Background:  The biological activity of antibody is often mediated by interactions between antibody Fc and Fc receptors for immunoglobulin-G (IgG) (FcγR). Genetic polymorphisms in FcγR affect IgG binding and are associated with clinical outcomes in infectious and autoimmune diseases and in monoclonal antibody immunotherapy. We determined if polymorphisms in FcγRIIa (histidine [H] or arginine [R] at amino acid 131) or in FcγRIIIa (valine [V] or phenylalanine [F] at amino acid 158) influenced risk of infection among rgp120 vaccine or placebo recipients in the VAX004 trial.

Methods:  Allele-specific primers were used to genotype 223 infected and 289 randomly sampled uninfected vaccinees and 108 infected and 152 randomly sampled uninfected placebo recipients.

Results:  Among placebo recipients, there were no associations between infection risk and the IIa or IIIa genotype when each gene was analyzed separately. However, the combined IIa/IIIa HHVV genotype (5% of the population studied) was associated with a 6-fold decrease in risk of infection compared with other genotypes (p = 0.03). Among vaccinees, the HHVV genotype was associated with a 2.4-fold increase in infection risk (p = 0.04). Possessors of HHVV had a 12.8 times greater risk of infection if they were vaccinated than if they received placebo (p = 0.01). Among infected vaccinees, last pre-infection HIVMN-neutralizing titers in HHVV were not different than titers in other genotypes (p = 0.5). However, titers of vaccine-induced antibodies were higher in infected HHVV vaccinees than in uninfected HHVV vaccinees (comparing last pre-infection HIVMN-neutralizing titers in infected subjects with titers of uninfected subjects obtained after either the third [p = 0.02], fourth [p = 0.04], or fifth [p = 0.1] immunization).
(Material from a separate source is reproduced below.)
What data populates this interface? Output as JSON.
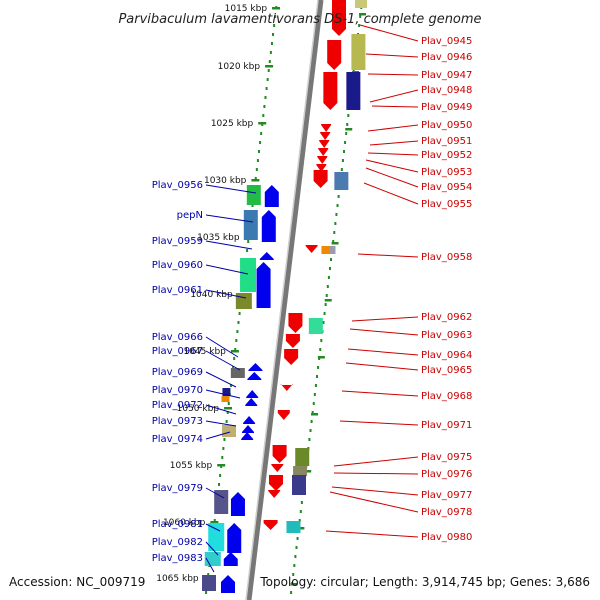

Conclusions:  The HHVV genotype may confer protection against sexually transmitted HIV infection in the absence of vaccine-induced antibody. However, after vaccination, individuals with the HHVV genotype are more likely to become infected than those with other genotypes. Thus, rgp120 vaccine appears to enhance the likelihood of infection among HHVV. It is known that HH and VV FcγR bind immune complexes with higher avidity than other genotypes. We found that vaccine-induced antibody titers are higher in infected HHVV vaccinees than in uninfected HHVV vaccinees. These facts support an in vivo role for vaccine-induced antibody-dependent enhancement of HIV infection involving FcγRIIa and IIIa.